Due to the worldwide rising prevalence of chronic kidney disease (CKD), there is a need to develop strategies through well-designed clinical studies to guide decision making and improve delivery of care to CKD patients. A cross-sectional survey was conducted based on the International Society of Nephrology Global Kidney Health Atlas data. For this study, the survey assessed the capacity of various countries and world regions in participating in and conducting kidney research. Availability of national funding for clinical trials was low (27%, n = 31), with the lowest figures obtained from Africa (7%, n = 2) and South Asia (0%), whereas high-income countries in North America and Europe had the highest participation in clinical trials. Overall, formal training to conduct clinical trials was inadequate for physicians (46%, n = 53) and even lower for nonphysicians, research assistants, and associates in clinical trials (34%, n = 39). There was also diminished availability of workforce and funding to conduct observational cohort studies in nephrology, and participation in highly specialized transplant trials was low in many regions. Overall, the availability of infrastructure (bio-banking and facilities for storage of clinical trial medications) was low, and it was lowest in low-income and lower-middle-income countries. Ethics approval for study conduct was mandatory in 91% (n = 106) of countries and regions, and 62% (n = 66) were reported to have institutional committees. Challenges with obtaining timely approval for a study were reported in 53% (n = 61) of regions but the challenges were similar across these regions. A potential limitation is the possibility of over-reporting or under-reporting due to social desirability bias.
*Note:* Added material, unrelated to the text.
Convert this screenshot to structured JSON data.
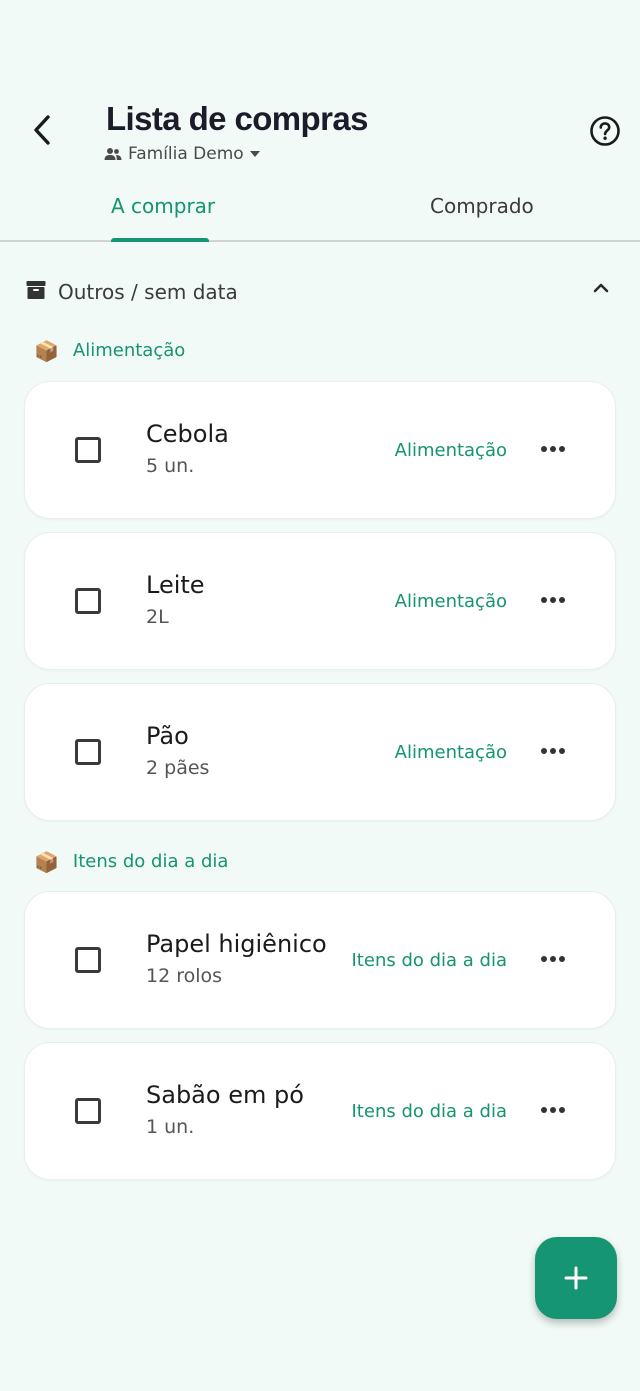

This study highlights some of the major challenges for participating in and conducting kidney research and offers suggestions for improving global kidney research.

Entities:  

Year:  2018        PMID: 30675442      PMCID: PMC6336214          DOI: 10.1016/j.kisu.2017.10.012

Source DB:  PubMed          Journal:  Kidney Int Suppl (2011)        ISSN: 2157-1716


  2 in total

Review 1.  Nephrology in South Africa: Not Yet ubuntu.

Authors:  Nicola Wearne; Ikechi G Okpechi; Charles R Swanepoel
Journal:  Kidney Dis (Basel)       Date:  2019-03-22

2.  Global Kidney Health Atlas: a spotlight on the Asia-Pacific sector.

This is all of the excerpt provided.